Эти слова глубоко врезались в его сознание. И вдруг у него возникла идея. Великая идея. Он сам поедет в Америку.

Вот он, единственный выход. Другого пути устранить затруднения фирмы «Горталес» не существует, Франклин, которого он ни о чем не спрашивал, сам наставил его и вразумил. Он, Поль, поедет сам, чтобы там, на месте, в Филадельфии, опровергнуть вздорные обвинения мистера Артура Ли. В Америке люди смотрят на вещи по-иному, чем здесь. Нужно, чтобы кто-то, сведущий в делах и преданный Пьеру, приехал к ним и объяснил, что к чему. Да и может ли он лучше использовать оставшиеся ему дни? Самое правильное — это увидеть своими глазами, что происходит за океаном, и самому стать участником жестоких битв, в которых нуждается новый мир, новая, разумная жизнь на земле.

Он принял решение со свойственной ему быстротой. Он ответил, что надеется вскоре лично участвовать в тех великих и суровых делах, о которых говорил Франклин. Он поедет в Америку представителем фирмы «Горталес». Он говорил об этой поездке не как о туманном проекте, нет, он со всею определенностью заявил, что будет сопровождать следующий караван судов, направляемый фирмой в Америку.

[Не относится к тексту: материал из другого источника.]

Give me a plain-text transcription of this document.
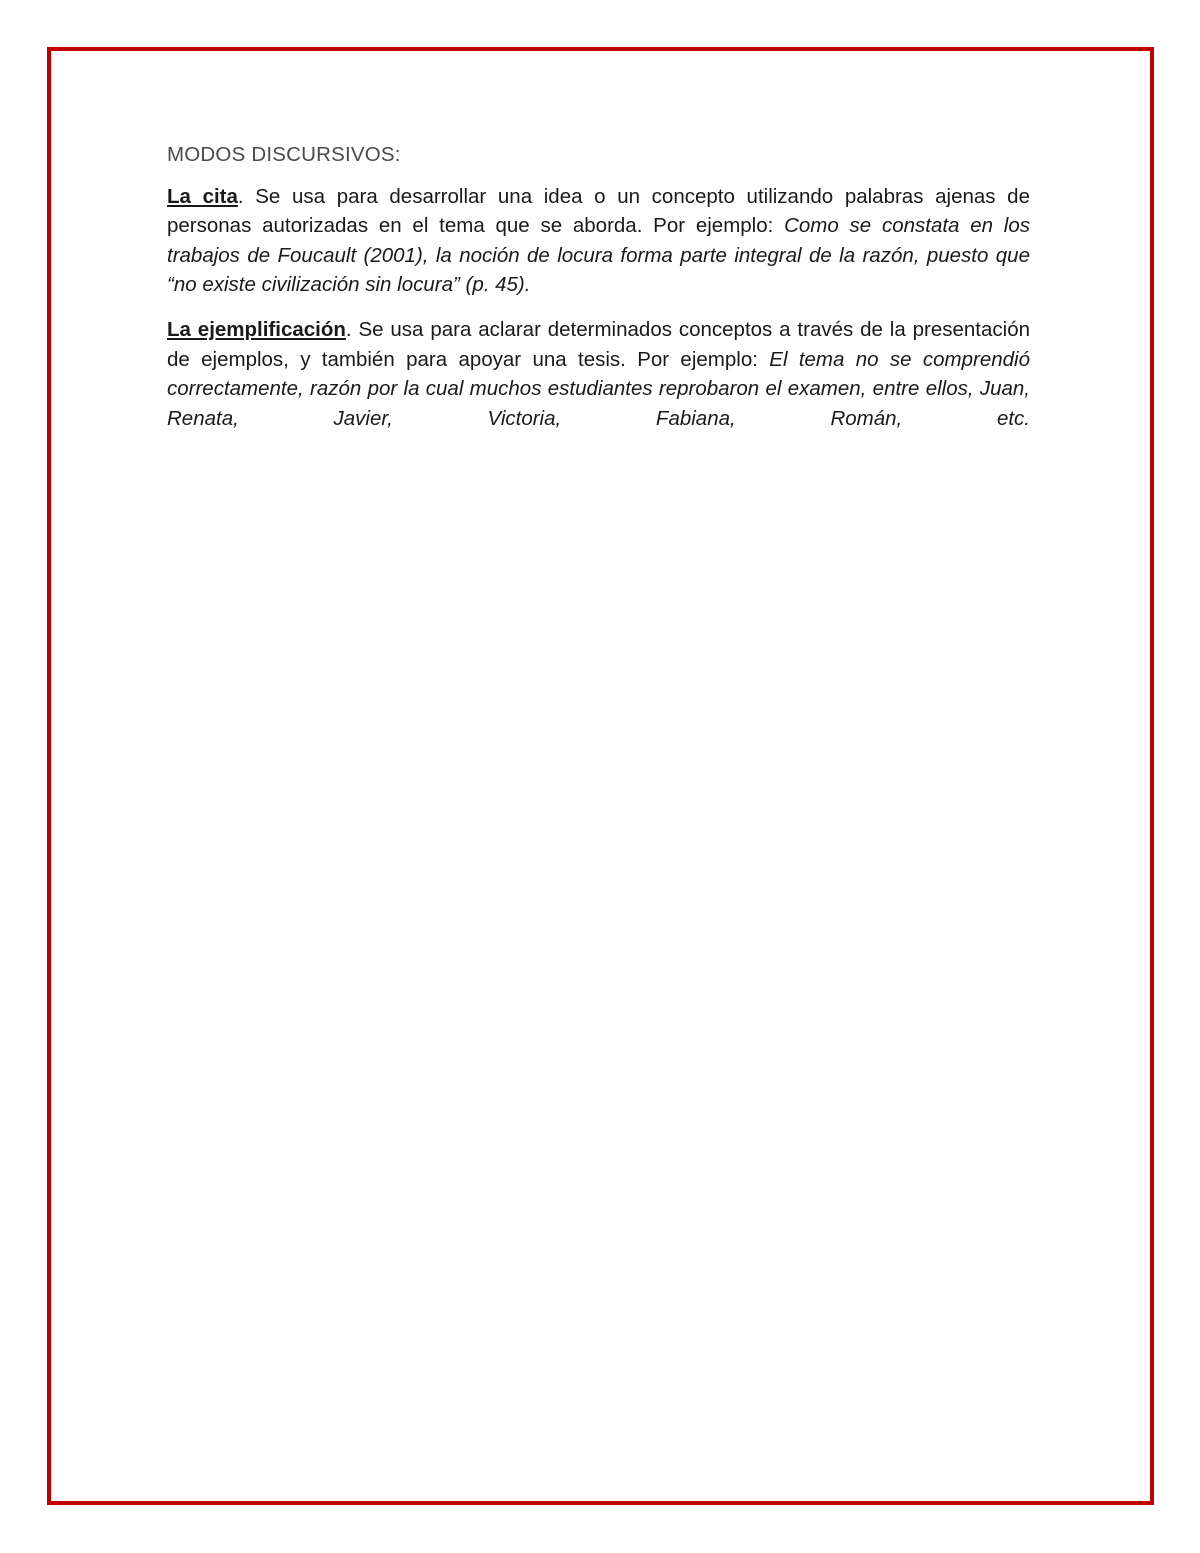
MODOS DISCURSIVOS:

La cita. Se usa para desarrollar una idea o un concepto utilizando palabras ajenas de personas autorizadas en el tema que se aborda. Por ejemplo: Como se constata en los trabajos de Foucault (2001), la noción de locura forma parte integral de la razón, puesto que “no existe civilización sin locura” (p. 45).

La ejemplificación. Se usa para aclarar determinados conceptos a través de la presentación de ejemplos, y también para apoyar una tesis. Por ejemplo: El tema no se comprendió correctamente, razón por la cual muchos estudiantes reprobaron el examen, entre ellos, Juan, Renata, Javier, Victoria, Fabiana, Román, etc.
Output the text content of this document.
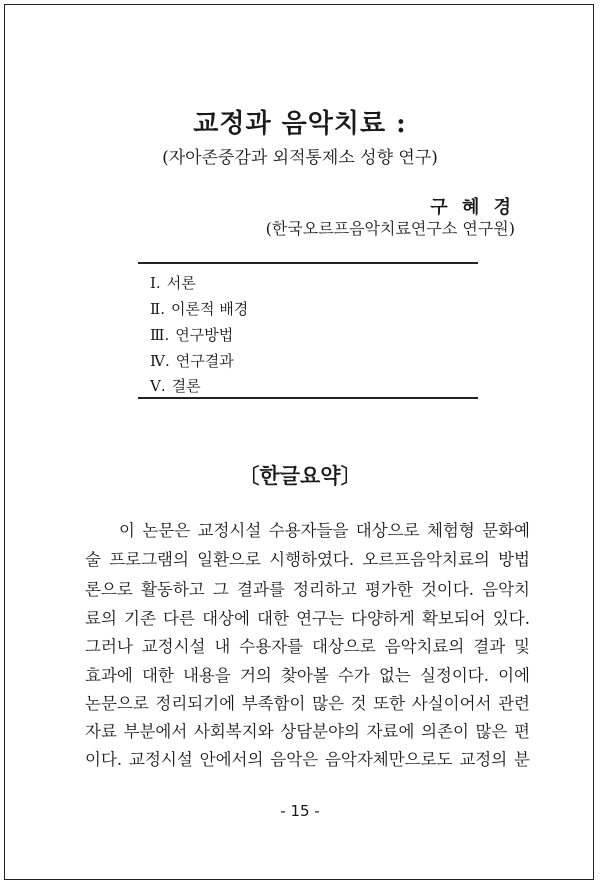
교정과 음악치료 :
(자아존중감과 외적통제소 성향 연구)
구 혜 경
(한국오르프음악치료연구소 연구원)
Ⅰ. 서론
Ⅱ. 이론적 배경
Ⅲ. 연구방법
Ⅳ. 연구결과
Ⅴ. 결론
〔한글요약〕
이 논문은 교정시설 수용자들을 대상으로 체험형 문화예
술 프로그램의 일환으로 시행하였다. 오르프음악치료의 방법
론으로 활동하고 그 결과를 정리하고 평가한 것이다. 음악치
료의 기존 다른 대상에 대한 연구는 다양하게 확보되어 있다.
그러나 교정시설 내 수용자를 대상으로 음악치료의 결과 및
효과에 대한 내용을 거의 찾아볼 수가 없는 실정이다. 이에
논문으로 정리되기에 부족함이 많은 것 또한 사실이어서 관련
자료 부분에서 사회복지와 상담분야의 자료에 의존이 많은 편
이다. 교정시설 안에서의 음악은 음악자체만으로도 교정의 분
- 15 -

Франклин глядел на тщедушного юношу своими большими, задумчивыми глазами. Выдержит ли он мытарства, предстоящие в пути, справится ли со своей нелегкой задачей в стране, которая, в сущности, — Франклин это знал, — относится к французам враждебно? Мальчик не подумал как следует, мальчику этого не осилить. Франклин стал осторожно отговаривать его от поездки.

Поль понял, что старик беспокоится за его жизнь. Но он был уже целиком захвачен новой идеей. Нельзя прекраснее и благороднее употребить отпущенные ему дни, чем отдав их борьбе за свободу, борьбе за друга. Он не хотел умереть, не увидев того, о чем всегда тосковал. Он ответил скромно, но твердо, что его поездка — дело решенное.

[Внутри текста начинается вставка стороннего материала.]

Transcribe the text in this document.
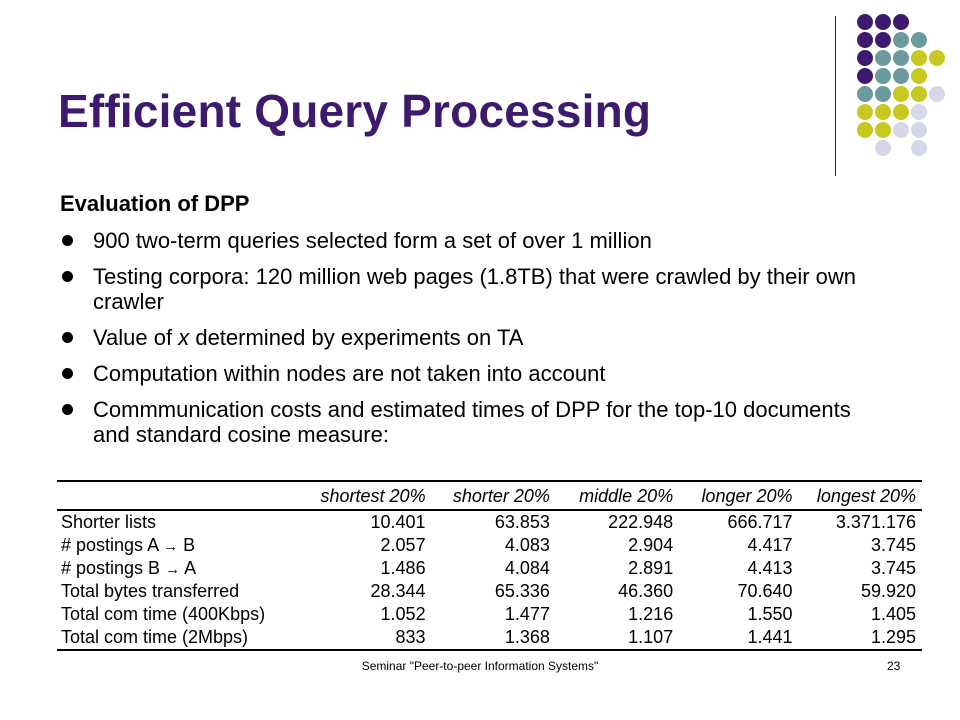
Efficient Query Processing
Evaluation of DPP
900 two-term queries selected form a set of over 1 million
Testing corpora: 120 million web pages (1.8TB) that were crawled by their own crawler
Value of x determined by experiments on TA
Computation within nodes are not taken into account
Commmunication costs and estimated times of DPP for the top-10 documents and standard cosine measure:
	shortest 20%	shorter 20%	middle 20%	longer 20%	longest 20%
Shorter lists	10.401	63.853	222.948	666.717	3.371.176
# postings A → B	2.057	4.083	2.904	4.417	3.745
# postings B → A	1.486	4.084	2.891	4.413	3.745
Total bytes transferred	28.344	65.336	46.360	70.640	59.920
Total com time (400Kbps)	1.052	1.477	1.216	1.550	1.405
Total com time (2Mbps)	833	1.368	1.107	1.441	1.295
Seminar "Peer-to-peer Information Systems"	23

Франклин заговорил о другом. Его вдруг осенило.

— Прочитайте это, мосье, — сказал он, протянув Полю «Письмо графа Шаумберга».

Поль стал читать, и точно так же, как вчера за Дюбуром, Франклин наблюдал сегодня за выражением лица Поля Тевено.

Со второй фразы на губах Поля появилась злая, жестокая, торжествующая улыбка. Франклин подумал, что, наверно, так улыбался и он сам, когда сочинял письмо.

— Великолепно, — воскликнул Поль, закончив чтение. — Вы блестяще разделались с этими людишками, доктор.

— Кто вам сказал, что письмо написано мною? — ухмыльнулся Франклин.

— Никто, кроме вас, не смог бы так написать, — воодушевился Поль. — Так написать может только тот, кто любит свою страну, как вы, кто ненавидит и презирает этих людей, как вы.

— Я рад, что вам нравится мой пустячок, — сказал Франклин, — он меня очень позабавил.

— Пустячок, забава? — возмутился Поль. — Да ведь это письмо, — воскликнул он с жаром, — обезвредит столько же гессенцев, сколько битва при Трентоне. После этого письма гессенцы вообще не поедут больше за океан.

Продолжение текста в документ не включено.